A ampliação da margem fiscal permite ao governo operar R$ 10,8 bilhões acima do limite inferior estabelecido pela Lei de Diretrizes Orçamentárias (LDO), que é de déficit de até 0,25% do Produto Interno Bruto (PIB). Segundo Moretti, a nova margem elimina a necessidade de contingenciamento de despesas e autoriza o desbloqueio parcial de gastos discricionários.
A melhora fiscal decorre da combinação de aumento de receitas e da redução na projeção de despesas obrigatórias. A principal variação ocorreu nas despesas com pessoal, cuja execução ficou abaixo do previsto, gerando uma redução de R$ 4,2 bilhões na estimativa para o fim do ano.
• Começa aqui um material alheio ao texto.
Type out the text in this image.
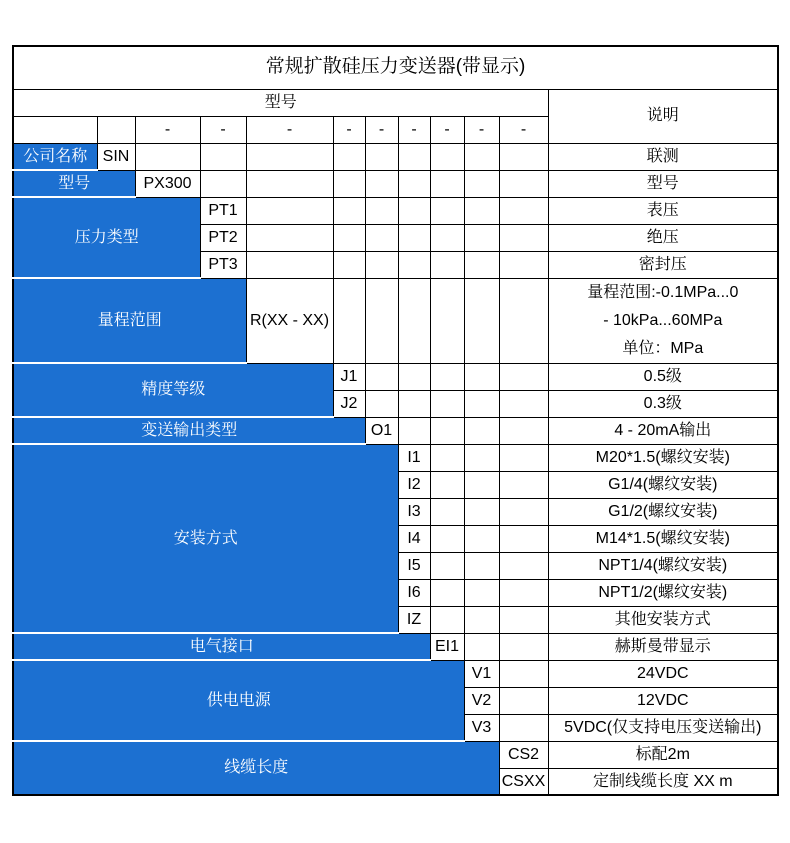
常规扩散硅压力变送器(带显示)											
型号											说明
		-	-	-	-	-	-	-	-	-	
公司名称	SIN										联测
型号		PX300									型号
压力类型			PT1								表压
			PT2								绝压
			PT3								密封压
量程范围				R(XX - XX)							量程范围:-0.1MPa...0
- 10kPa...60MPa
单位：MPa

精度等级					J1						0.5级
					J2						0.3级
变送输出类型						O1					4 - 20mA输出
安装方式							I1				M20*1.5(螺纹安装)
							I2				G1/4(螺纹安装)
							I3				G1/2(螺纹安装)
							I4				M14*1.5(螺纹安装)
							I5				NPT1/4(螺纹安装)
							I6				NPT1/2(螺纹安装)
							IZ				其他安装方式
电气接口								EI1			赫斯曼带显示
供电电源									V1		24VDC
									V2		12VDC
									V3		5VDC(仅支持电压变送输出)
线缆长度										CS2	标配2m
										CSXX	定制线缆长度 XX m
Houve também ajustes nas despesas previdenciárias e no Benefício de Prestação Continuada (BPC/Loas).
O ministro afirmou que o governo projeta encerrar 2026 com despesas primárias próximas de 19% do PIB, patamar que ele atribuiu às regras do arcabouço fiscal. A secretária de Política Econômica do Ministério da Fazenda, Débora Freire, também participou da apresentação dos dados na última sexta-feira (24/07/2026).